Молчание. Она деловито осматривалась. Я, не отрываясь, смотрел на нее.
– Как ты поживаешь? Что нового? – спросил я, продолжая глупо улыбаться.
– Все в порядке, – сказала она, не глядя на меня.
Снова пауза. Лишь шелест ветра в молодой траве и возгласы играющих детей откуда-то из глубины парка.
– Мне захотелось встретиться с тобой, – вдруг проговорила Кэт и, подумав, добавила: – Мне нужно было увидеть тебя именно здесь, на нашем месте. Мне нужно было пройти через это.

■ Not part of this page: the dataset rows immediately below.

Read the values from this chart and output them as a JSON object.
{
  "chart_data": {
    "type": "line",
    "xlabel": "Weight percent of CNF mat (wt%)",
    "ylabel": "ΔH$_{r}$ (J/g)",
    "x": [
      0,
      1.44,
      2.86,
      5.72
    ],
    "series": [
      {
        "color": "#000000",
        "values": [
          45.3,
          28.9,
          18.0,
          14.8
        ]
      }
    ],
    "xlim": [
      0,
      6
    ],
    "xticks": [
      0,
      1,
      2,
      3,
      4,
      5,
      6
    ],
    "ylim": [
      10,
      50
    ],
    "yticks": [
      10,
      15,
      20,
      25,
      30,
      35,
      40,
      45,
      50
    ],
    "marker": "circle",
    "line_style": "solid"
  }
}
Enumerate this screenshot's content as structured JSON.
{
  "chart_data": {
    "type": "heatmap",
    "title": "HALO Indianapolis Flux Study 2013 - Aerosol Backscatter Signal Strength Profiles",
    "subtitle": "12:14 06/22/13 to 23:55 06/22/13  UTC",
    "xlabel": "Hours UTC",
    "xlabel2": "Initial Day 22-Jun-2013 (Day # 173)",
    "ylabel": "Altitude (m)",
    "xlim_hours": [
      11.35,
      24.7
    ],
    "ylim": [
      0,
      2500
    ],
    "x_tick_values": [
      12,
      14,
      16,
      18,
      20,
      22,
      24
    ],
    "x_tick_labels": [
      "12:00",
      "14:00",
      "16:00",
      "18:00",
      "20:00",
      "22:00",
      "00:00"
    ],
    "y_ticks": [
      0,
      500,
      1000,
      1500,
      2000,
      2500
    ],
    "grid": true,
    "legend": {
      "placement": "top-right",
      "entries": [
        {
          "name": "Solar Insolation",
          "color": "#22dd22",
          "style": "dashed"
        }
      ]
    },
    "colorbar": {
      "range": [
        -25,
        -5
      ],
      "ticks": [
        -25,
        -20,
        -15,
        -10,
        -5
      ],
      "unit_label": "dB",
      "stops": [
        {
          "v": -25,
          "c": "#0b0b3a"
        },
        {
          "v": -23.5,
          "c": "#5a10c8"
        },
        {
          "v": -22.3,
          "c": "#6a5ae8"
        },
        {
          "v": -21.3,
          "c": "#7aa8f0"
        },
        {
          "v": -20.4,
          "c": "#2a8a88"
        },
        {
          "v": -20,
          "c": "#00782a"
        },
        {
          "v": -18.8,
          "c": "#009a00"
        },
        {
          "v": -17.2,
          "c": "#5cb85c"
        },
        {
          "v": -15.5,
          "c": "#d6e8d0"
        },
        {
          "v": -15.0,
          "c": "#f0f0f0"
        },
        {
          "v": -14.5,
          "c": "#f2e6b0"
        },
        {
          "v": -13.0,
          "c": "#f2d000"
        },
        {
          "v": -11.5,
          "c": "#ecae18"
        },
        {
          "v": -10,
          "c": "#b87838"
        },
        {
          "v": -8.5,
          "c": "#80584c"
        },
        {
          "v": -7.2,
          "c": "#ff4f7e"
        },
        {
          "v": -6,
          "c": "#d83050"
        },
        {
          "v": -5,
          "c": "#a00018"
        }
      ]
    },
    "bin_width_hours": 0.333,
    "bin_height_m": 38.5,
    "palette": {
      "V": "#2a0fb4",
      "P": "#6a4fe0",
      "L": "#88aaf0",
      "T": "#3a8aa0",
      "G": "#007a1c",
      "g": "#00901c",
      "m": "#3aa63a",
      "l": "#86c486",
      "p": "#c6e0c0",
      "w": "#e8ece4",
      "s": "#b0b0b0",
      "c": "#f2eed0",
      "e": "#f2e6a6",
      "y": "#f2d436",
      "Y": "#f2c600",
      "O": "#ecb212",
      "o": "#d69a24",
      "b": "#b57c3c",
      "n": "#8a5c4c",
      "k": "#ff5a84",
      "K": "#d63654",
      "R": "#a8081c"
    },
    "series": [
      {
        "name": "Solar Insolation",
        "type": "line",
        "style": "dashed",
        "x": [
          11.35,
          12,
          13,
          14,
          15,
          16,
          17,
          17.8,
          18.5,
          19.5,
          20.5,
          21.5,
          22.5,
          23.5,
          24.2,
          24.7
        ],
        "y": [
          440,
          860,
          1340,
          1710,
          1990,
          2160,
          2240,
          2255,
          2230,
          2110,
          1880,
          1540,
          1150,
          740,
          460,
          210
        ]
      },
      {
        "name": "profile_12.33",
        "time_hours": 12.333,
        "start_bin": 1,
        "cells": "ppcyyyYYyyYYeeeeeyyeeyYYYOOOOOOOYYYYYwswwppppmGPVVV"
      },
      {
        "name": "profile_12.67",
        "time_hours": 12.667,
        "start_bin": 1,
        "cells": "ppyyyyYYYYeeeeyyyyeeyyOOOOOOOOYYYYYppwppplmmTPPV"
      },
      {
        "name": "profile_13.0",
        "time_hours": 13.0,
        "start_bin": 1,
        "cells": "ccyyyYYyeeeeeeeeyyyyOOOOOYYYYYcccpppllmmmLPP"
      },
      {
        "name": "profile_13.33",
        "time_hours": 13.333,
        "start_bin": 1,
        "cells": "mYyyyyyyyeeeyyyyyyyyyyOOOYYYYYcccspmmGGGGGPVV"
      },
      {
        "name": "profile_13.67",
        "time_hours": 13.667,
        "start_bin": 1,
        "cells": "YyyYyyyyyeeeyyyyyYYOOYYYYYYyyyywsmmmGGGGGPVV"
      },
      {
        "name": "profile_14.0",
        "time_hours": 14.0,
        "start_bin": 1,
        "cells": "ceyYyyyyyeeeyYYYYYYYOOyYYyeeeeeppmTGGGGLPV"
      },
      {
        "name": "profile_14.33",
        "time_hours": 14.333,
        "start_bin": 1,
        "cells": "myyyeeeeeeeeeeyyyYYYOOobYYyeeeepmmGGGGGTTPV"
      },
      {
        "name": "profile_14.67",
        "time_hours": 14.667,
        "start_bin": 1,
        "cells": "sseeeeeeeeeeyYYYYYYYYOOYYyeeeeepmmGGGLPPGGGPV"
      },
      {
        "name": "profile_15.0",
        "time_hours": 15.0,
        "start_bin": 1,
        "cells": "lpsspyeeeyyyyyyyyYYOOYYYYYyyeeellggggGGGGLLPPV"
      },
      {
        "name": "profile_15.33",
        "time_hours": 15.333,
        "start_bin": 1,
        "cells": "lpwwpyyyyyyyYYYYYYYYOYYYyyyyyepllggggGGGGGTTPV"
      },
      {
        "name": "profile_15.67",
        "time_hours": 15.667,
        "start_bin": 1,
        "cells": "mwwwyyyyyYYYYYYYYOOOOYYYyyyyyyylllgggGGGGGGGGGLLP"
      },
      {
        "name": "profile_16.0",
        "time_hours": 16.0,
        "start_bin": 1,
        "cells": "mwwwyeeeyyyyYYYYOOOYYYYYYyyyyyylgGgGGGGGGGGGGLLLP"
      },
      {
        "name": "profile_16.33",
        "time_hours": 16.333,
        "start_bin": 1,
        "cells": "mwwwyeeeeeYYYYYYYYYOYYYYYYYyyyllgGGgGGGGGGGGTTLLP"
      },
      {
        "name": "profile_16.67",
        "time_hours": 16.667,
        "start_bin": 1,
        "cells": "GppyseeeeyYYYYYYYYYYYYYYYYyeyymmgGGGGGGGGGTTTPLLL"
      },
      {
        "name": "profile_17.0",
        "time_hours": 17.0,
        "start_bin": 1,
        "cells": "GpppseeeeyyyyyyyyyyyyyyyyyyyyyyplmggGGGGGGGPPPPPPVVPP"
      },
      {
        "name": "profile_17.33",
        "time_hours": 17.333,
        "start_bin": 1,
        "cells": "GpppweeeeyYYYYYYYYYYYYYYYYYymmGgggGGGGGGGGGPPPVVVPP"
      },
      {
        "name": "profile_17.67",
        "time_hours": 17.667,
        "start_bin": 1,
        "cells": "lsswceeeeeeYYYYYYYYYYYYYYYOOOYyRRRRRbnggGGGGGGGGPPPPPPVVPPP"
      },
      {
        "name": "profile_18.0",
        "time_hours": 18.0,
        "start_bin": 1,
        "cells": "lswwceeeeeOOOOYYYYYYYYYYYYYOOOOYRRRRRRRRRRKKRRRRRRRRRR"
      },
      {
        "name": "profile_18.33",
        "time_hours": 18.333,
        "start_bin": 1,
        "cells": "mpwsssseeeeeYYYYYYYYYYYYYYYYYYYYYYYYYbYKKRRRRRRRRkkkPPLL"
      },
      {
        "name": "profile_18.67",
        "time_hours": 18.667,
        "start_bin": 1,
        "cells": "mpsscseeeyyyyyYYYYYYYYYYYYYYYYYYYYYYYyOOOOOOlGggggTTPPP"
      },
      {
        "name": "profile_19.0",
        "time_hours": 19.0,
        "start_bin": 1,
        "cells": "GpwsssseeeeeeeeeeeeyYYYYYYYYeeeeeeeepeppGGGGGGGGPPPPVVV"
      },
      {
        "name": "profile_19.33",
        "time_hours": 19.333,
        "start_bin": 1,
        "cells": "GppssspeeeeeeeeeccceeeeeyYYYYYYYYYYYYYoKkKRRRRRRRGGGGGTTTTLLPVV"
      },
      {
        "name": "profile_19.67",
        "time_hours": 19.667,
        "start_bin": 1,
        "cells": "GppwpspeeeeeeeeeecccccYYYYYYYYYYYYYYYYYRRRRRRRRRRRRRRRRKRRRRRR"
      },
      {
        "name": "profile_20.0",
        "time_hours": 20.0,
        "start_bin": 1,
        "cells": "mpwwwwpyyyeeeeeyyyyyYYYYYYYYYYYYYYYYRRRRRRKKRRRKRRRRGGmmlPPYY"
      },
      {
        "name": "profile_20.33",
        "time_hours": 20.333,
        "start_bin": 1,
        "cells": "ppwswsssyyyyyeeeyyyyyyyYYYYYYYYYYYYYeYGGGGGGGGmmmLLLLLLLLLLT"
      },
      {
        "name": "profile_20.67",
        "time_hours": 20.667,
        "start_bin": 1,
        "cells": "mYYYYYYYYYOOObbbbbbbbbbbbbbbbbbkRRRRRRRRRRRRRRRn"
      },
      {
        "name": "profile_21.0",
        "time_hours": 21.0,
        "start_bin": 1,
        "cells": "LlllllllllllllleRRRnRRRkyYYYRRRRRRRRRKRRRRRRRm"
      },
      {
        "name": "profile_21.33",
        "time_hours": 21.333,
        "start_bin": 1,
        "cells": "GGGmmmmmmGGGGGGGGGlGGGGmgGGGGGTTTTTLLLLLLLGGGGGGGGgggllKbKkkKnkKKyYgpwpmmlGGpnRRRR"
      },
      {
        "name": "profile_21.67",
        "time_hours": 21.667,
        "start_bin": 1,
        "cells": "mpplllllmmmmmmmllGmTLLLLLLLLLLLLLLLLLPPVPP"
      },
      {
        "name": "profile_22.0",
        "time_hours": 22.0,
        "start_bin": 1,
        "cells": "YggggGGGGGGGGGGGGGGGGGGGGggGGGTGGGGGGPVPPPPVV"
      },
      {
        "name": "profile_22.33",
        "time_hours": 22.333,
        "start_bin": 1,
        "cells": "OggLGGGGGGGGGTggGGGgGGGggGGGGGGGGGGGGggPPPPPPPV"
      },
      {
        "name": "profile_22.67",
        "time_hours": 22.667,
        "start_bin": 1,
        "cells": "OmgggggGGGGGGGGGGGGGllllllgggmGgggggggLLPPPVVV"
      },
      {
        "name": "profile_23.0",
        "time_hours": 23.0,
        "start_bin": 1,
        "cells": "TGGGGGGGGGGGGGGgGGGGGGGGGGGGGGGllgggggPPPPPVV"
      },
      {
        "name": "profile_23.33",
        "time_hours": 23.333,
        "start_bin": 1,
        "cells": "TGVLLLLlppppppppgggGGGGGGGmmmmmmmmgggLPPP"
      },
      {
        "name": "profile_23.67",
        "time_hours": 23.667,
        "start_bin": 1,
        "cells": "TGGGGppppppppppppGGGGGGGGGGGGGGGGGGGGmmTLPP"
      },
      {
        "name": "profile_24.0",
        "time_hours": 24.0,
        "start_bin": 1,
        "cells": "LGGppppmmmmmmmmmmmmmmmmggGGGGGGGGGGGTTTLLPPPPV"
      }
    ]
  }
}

Тут она, словно опомнившись, бросила взгляд на меня и усмехнулась:
– Ты не понимаешь, о чем это я, верно?
Да, я не понимал. Просто смотрел на нее и ждал, что произойдет дальше. И чувствовал напряжение. Она сказала всего несколько слов, но мне становилось тревожно. И ее усмешка не разряжала ситуацию, она не казалась мне искренней и дружелюбной.
– Я хотела бы извиниться за то, что прогнала тебя. Ты ведь пришел по моей просьбе и пытался понять, что мне было от тебя нужно, – негромко заговорила Кэт, глядя куда-то вдаль. – А я и сама не знаю, для чего тебе позвонила. Просто ты был единственным, с кем я могла бы поговорить о том, что произошло. Но понять меня никто не мог бы. Поэтому глупо было с моей стороны обижаться на тебя. Прости.